China hinted on Friday that monetary practices favoured in Europe and Japan, namely quantitative easing and negative interest rates, no longer work, ahead of a summit of leaders of the world’s biggest 20 economies to seek new ideas to revive global growth.
Without naming the European Central Bank or Bank of Japan directly, finance vice-minister Zhu Guangyao told a press conference in Hangzhou, eastern Zhejiang province, that central bank purchases of assets and charging lenders for placing funds with the monetary authority were “unsustainable” and that the effects of such policies in bolstering growth had been diminishing.
Speaking of the Federal Reserve, Zhu said it had to improve its communication with financial markets as the divergence of monetary policy among advanced economies was one of three major risks for the global economy, along with Britain’s exit from the European Union and weak emerging recovery.
America’s response to the global financial crisis in 2008 by adopting quantitative easing “saved the Western World from collapsing”, but that particular game of monetary policy was no longer effective, he said.
“As such, it’s necessary to comprehensively use monetary, fiscal and structural reform policies,” said Zhu, a Sherpa in China’s Group of 20 negotiations who helped to nail down detailed wording of a communique that will be endorsed later by the leaders.
Zhu said the agreement by major economies to use more than short-term measures is a “milestone” in progress in G20 policy coordination. Another notable step was the consensus that no competitive currency devaluation should be allowed, which was already agreed upon by G20 central bankers and finance ministers.

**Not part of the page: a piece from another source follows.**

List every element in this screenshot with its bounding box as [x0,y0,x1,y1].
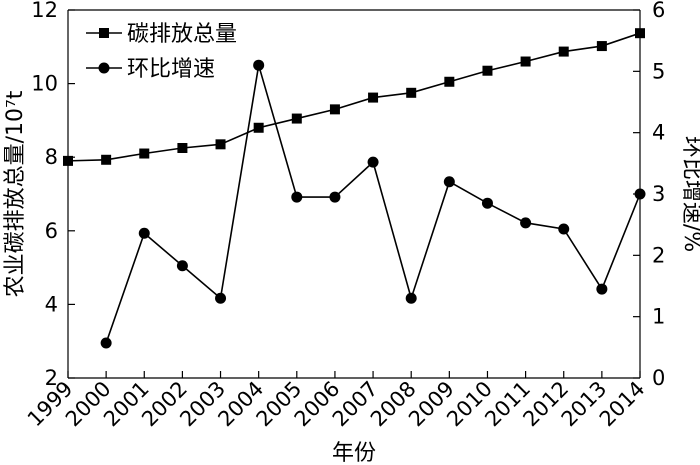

Although there was no Plaza Accord-style agreement over exchange rates, Zhu said G20 members have agreed upon two communication channels to talk about exchange rates – one by member countries and the other to go through the International Monetary Fund.
China is trying hard to make the two-day G20 summit an endorsement of the country’s rising power and global leadership, although China domestically is grappling with a persistent economic slowdown, quickly rising debt level and an army of zombie industrial companies.
The European Chamber of Commerce just published a long report urging China to improve its business environment to become fair and open.
But Zhu told a room of hundreds of journalists that China was already an example of the world and that other G20 members were often interested to learn about China’s growth experiences, and specifically, President Xi Jinping’s ideas on governance.
Even for China’s overcapacity problem in sectors such as steel and coal, a thorny issue between China and its major trading partners from Washington to Brussels, Zhu said China was among the first major economies to take reparatory actions and is seriously working to solve the problem.
“We have the most forceful measures” among G20 members in addressing overcapacity, Zhu said.
For instance, China was trying to create special bankruptcy courts across the country to facilitate closure of redundant businesses, he said.